Geçen gün yine durakta otobüs bekliyorum her zamanki gibi.

Geçen gün yine durakta otobüs bekliyorum her zamanki gibi.
Panoda yaklaşan otobüsler ve güzergahları yazıyor.
Panoda Ç1 H.Elbi Yurdu 1
Yazınca durakta bekleyen bir bey yanındaki kişiye o nasıl bir isim öyle yurt ismi mi olur gibi cümleler kurdu.
Anlamını ben biliyordum ve onada dilim döndüğünce anlatmak istedim Safiye Hüseyin Elbi nin ilk hemşiremiz olduğunu söylemek istedim. Fakat çekindim ters bir tepkiyle karşılaşırım diye.

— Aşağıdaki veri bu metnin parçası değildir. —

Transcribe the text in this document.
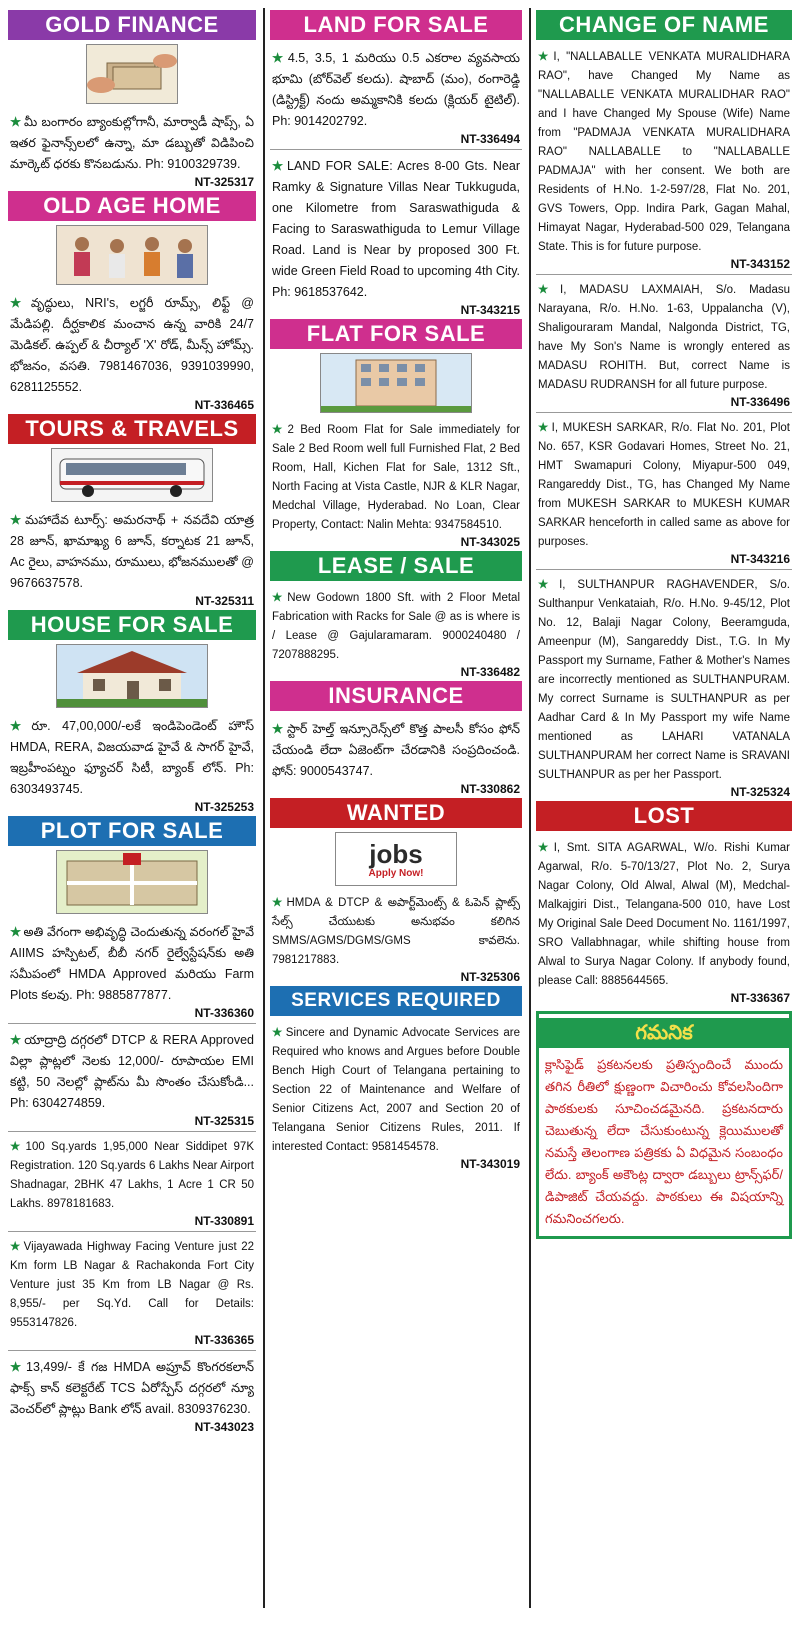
GOLD FINANCE
★ మీ బంగారం బ్యాంకుల్లోగానీ, మార్వాడీ షాప్స్, ఏ ఇతర ఫైనాన్స్‌లలో ఉన్నా, మా డబ్బుతో విడిపించి మార్కెట్ ధరకు కొనబడును. Ph: 9100329739.
NT-325317
OLD AGE HOME
★ వృద్ధులు, NRI's, లగ్జరీ రూమ్స్, లిఫ్ట్ @ మేడిపల్లి. దీర్ఘకాలిక మంచాన ఉన్న వారికి 24/7 మెడికల్. ఉప్పల్ & చీర్యాల్ 'X' రోడ్, మీన్స్ హోమ్స్. భోజనం, వసతి. 7981467036, 9391039990, 6281125552.
NT-336465
TOURS & TRAVELS
★ మహాదేవ టూర్స్: అమరనాథ్ + నవదేవి యాత్ర 28 జూన్, ఖామాఖ్య 6 జూన్, కర్నాటక 21 జూన్, Ac రైలు, వాహనము, రూములు, భోజనములతో @ 9676637578.
NT-325311
HOUSE FOR SALE
★ రూ. 47,00,000/-లకే ఇండిపెండెంట్ హౌస్ HMDA, RERA, విజయవాడ హైవే & సాగర్ హైవే, ఇబ్రహీంపట్నం ఫ్యూచర్ సిటీ, బ్యాంక్ లోన్. Ph: 6303493745.
NT-325253
PLOT FOR SALE
★ అతి వేగంగా అభివృద్ధి చెందుతున్న వరంగల్ హైవే AIIMS హస్పిటల్, బీబీ నగర్ రైల్వేస్టేషన్‌కు అతి సమీపంలో HMDA Approved మరియు Farm Plots కలవు. Ph: 9885877877.
NT-336360
★ యాద్రాద్రి దగ్గరలో DTCP & RERA Approved విల్లా ప్లాట్లలో నెలకు 12,000/- రూపాయల EMI కట్టి, 50 నెలల్లో ప్లాట్‌ను మీ సొంతం చేసుకోండి... Ph: 6304274859.
NT-325315
★ 100 Sq.yards 1,95,000 Near Siddipet 97K Registration. 120 Sq.yards 6 Lakhs Near Airport Shadnagar, 2BHK 47 Lakhs, 1 Acre 1 CR 50 Lakhs. 8978181683.
NT-330891
★ Vijayawada Highway Facing Venture just 22 Km form LB Nagar & Rachakonda Fort City Venture just 35 Km from LB Nagar @ Rs. 8,955/- per Sq.Yd. Call for Details: 9553147826.
NT-336365
★ 13,499/- కే గజ HMDA అప్రూవ్ కొంగరకలాన్ ఫాక్స్ కాన్ కలెక్టరేట్ TCS ఏరోస్పేస్ దగ్గరలో న్యూ వెంచర్‌లో ప్లాట్లు Bank లోన్ avail. 8309376230.
NT-343023
LAND FOR SALE
★ 4.5, 3.5, 1 మరియు 0.5 ఎకరాల వ్యవసాయ భూమి (బోర్‌వెల్ కలదు). షాబాద్ (మం), రంగారెడ్డి (డిస్ట్రిక్ట్) నందు అమ్మకానికి కలదు (క్లియర్ టైటిల్). Ph: 9014202792.
NT-336494
★ LAND FOR SALE: Acres 8-00 Gts. Near Ramky & Signature Villas Near Tukkuguda, one Kilometre from Saraswathiguda & Facing to Saraswathiguda to Lemur Village Road. Land is Near by proposed 300 Ft. wide Green Field Road to upcoming 4th City. Ph: 9618537642.
NT-343215
FLAT FOR SALE
★ 2 Bed Room Flat for Sale immediately for Sale 2 Bed Room well full Furnished Flat, 2 Bed Room, Hall, Kichen Flat for Sale, 1312 Sft., North Facing at Vista Castle, NJR & KLR Nagar, Medchal Village, Hyderabad. No Loan, Clear Property, Contact: Nalin Mehta: 9347584510.
NT-343025
LEASE / SALE
★ New Godown 1800 Sft. with 2 Floor Metal Fabrication with Racks for Sale @ as is where is / Lease @ Gajularamaram. 9000240480 / 7207888295.
NT-336482
INSURANCE
★ స్టార్ హెల్త్ ఇన్సూరెన్స్‌లో కొత్త పాలసీ కోసం ఫోన్ చేయండి లేదా ఏజెంట్‌గా చేరడానికి సంప్రదించండి. ఫోన్: 9000543747.
NT-330862
WANTED
jobs
Apply Now!
★ HMDA & DTCP & అపార్ట్‌మెంట్స్ & ఓపెన్ ప్లాట్స్ సేల్స్ చేయుటకు అనుభవం కలిగిన SMMS/AGMS/DGMS/GMS కావలెను. 7981217883.
NT-325306
SERVICES REQUIRED
★ Sincere and Dynamic Advocate Services are Required who knows and Argues before Double Bench High Court of Telangana pertaining to Section 22 of Maintenance and Welfare of Senior Citizens Act, 2007 and Section 20 of Telangana Senior Citizens Rules, 2011. If interested Contact: 9581454578.
NT-343019
CHANGE OF NAME
★ I, "NALLABALLE VENKATA MURALIDHARA RAO", have Changed My Name as "NALLABALLE VENKATA MURALIDHAR RAO" and I have Changed My Spouse (Wife) Name from "PADMAJA VENKATA MURALIDHARA RAO" NALLABALLE to "NALLABALLE PADMAJA" with her consent. We both are Residents of H.No. 1-2-597/28, Flat No. 201, GVS Towers, Opp. Indira Park, Gagan Mahal, Himayat Nagar, Hyderabad-500 029, Telangana State. This is for future purpose.
NT-343152
★ I, MADASU LAXMAIAH, S/o. Madasu Narayana, R/o. H.No. 1-63, Uppalancha (V), Shaligouraram Mandal, Nalgonda District, TG, have My Son's Name is wrongly entered as MADASU ROHITH. But, correct Name is MADASU RUDRANSH for all future purpose.
NT-336496
★ I, MUKESH SARKAR, R/o. Flat No. 201, Plot No. 657, KSR Godavari Homes, Street No. 21, HMT Swamapuri Colony, Miyapur-500 049, Rangareddy Dist., TG, has Changed My Name from MUKESH SARKAR to MUKESH KUMAR SARKAR henceforth in called same as above for purposes.
NT-343216
★ I, SULTHANPUR RAGHAVENDER, S/o. Sulthanpur Venkataiah, R/o. H.No. 9-45/12, Plot No. 12, Balaji Nagar Colony, Beeramguda, Ameenpur (M), Sangareddy Dist., T.G. In My Passport my Surname, Father & Mother's Names are incorrectly mentioned as SULTHANPURAM. My correct Surname is SULTHANPUR as per Aadhar Card & In My Passport my wife Name mentioned as LAHARI VATANALA SULTHANPURAM her correct Name is SRAVANI SULTHANPUR as per her Passport.
NT-325324
LOST
★ I, Smt. SITA AGARWAL, W/o. Rishi Kumar Agarwal, R/o. 5-70/13/27, Plot No. 2, Surya Nagar Colony, Old Alwal, Alwal (M), Medchal-Malkajgiri Dist., Telangana-500 010, have Lost My Original Sale Deed Document No. 1161/1997, SRO Vallabhnagar, while shifting house from Alwal to Surya Nagar Colony. If anybody found, please Call: 8885644565.
NT-336367
గమనిక
క్లాసిఫైడ్ ప్రకటనలకు ప్రతిస్పందించే ముందు తగిన రీతిలో క్షుణ్ణంగా విచారించు కోవలసిందిగా పాఠకులకు సూచించడమైనది. ప్రకటనదారు చెబుతున్న లేదా చేసుకుంటున్న క్లెయిములతో నమస్తే తెలంగాణ పత్రికకు ఏ విధమైన సంబంధం లేదు. బ్యాంక్ అకౌంట్ల ద్వారా డబ్బులు ట్రాన్స్‌ఫర్/డిపాజిట్ చేయవద్దు. పాఠకులు ఈ విషయాన్ని గమనించగలరు.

Bende nacizane buradan paylaşmak istedim.
Az sonra okuyacağınız yazı site sahiplerinin affına sığınarak tarihtarih.com dan alıntıdır...
Safiye Hüseyin Elbi / Ahmet Özgür Türen
Çanakkale'de binlerce kahraman, şehit ve gazi askerlerimizin yanı sıra, onların yanında omuz omuza hizmet veren kahraman kadınlarımız da vardı.
Hemşireler...
Onları anmadan gerçekleşen bir Çanakkale anlatımı, hiçbir zaman tam olmaz.

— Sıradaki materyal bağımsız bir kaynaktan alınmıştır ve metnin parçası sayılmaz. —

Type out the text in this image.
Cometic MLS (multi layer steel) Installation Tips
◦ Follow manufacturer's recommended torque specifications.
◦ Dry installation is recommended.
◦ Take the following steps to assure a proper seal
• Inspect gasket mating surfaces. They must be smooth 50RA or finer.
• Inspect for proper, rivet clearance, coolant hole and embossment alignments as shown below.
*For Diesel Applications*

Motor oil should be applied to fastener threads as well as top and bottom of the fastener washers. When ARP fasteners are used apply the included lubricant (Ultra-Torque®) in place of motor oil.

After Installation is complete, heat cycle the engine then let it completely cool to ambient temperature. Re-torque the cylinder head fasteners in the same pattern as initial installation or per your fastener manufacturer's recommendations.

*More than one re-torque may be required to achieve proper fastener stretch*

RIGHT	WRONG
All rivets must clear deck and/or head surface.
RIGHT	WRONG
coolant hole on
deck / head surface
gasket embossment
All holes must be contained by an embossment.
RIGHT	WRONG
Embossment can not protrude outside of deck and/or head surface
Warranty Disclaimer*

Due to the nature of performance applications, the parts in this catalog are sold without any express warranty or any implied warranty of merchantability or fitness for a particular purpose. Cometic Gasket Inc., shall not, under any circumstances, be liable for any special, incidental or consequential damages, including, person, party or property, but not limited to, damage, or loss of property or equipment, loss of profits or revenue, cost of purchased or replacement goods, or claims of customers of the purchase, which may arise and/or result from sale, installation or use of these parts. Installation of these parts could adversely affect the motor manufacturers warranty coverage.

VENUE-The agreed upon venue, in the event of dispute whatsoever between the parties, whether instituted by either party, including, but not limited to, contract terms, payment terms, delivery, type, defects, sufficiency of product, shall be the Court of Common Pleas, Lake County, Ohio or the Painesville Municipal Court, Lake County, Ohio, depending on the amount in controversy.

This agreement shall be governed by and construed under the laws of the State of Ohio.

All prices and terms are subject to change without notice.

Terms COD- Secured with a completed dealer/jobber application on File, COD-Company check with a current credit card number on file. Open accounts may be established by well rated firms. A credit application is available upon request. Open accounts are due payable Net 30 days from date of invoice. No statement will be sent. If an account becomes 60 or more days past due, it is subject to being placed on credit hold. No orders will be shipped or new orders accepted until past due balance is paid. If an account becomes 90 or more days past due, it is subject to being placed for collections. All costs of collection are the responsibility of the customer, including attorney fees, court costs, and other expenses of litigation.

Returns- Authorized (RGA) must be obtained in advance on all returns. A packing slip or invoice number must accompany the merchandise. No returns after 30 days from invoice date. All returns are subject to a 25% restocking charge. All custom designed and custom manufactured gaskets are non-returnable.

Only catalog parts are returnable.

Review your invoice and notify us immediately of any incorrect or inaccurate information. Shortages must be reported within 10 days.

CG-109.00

Ama özellikle biri var ki… Okunmalı, okutulmalı.
Adına hastaneler inşa edilmeli.
Atatürk ile aynı sene doğan Safiye Hüseyin Elbi. İlk hemşiremiz...
Dedesi, Florance Nightingale'i Kırım'a götüren geminin personeliydi. Babası Ahmet Paşa, İngiltere'de Deniz Ataşeliği görevinde bulunmuştu. Kızına, Florance Nightingale'den sık sık bahsederdi. Onun elini öpme fırsatı bile yakalamıştı. Kendisine hayranlığı, resmini evinin oturma odasına asacak derecedeydi.(1) Safiye Elbi, kendi yazdığı hayat hikayesinde şöyle diyordu:
''Çocuk, büyüklerinden gördüğünü taklit eder. Hastaya şefkati, merhameti ailemde görerek büyümüştüm. Florance Nigthingale'in resminin karşısına geçer, takdirle hayranlıkla bakar, insanlığın o yüksek mertebesine ulaşabilmenin ne büyük bir saadet olduğunu düşünürdüm.''(2) Safiye Elbi, işte o anlarda gelecekte ne olacağına karar vermişti.
Babası Ahmet Paşa, onun için büyük şanstı. Safiye'nin kara çarşafın daracık penceresinden dünyaya bakmasını istemiyordu. Onu da beraberinde Avrupa'ya götürdü. Kızının eğitimine önem verdi. Fransızca ve İngilizce öğrenmesini sağladı. Müzeleri ve sergileri gezdirdi. Safiye ile gurur duyuyordu.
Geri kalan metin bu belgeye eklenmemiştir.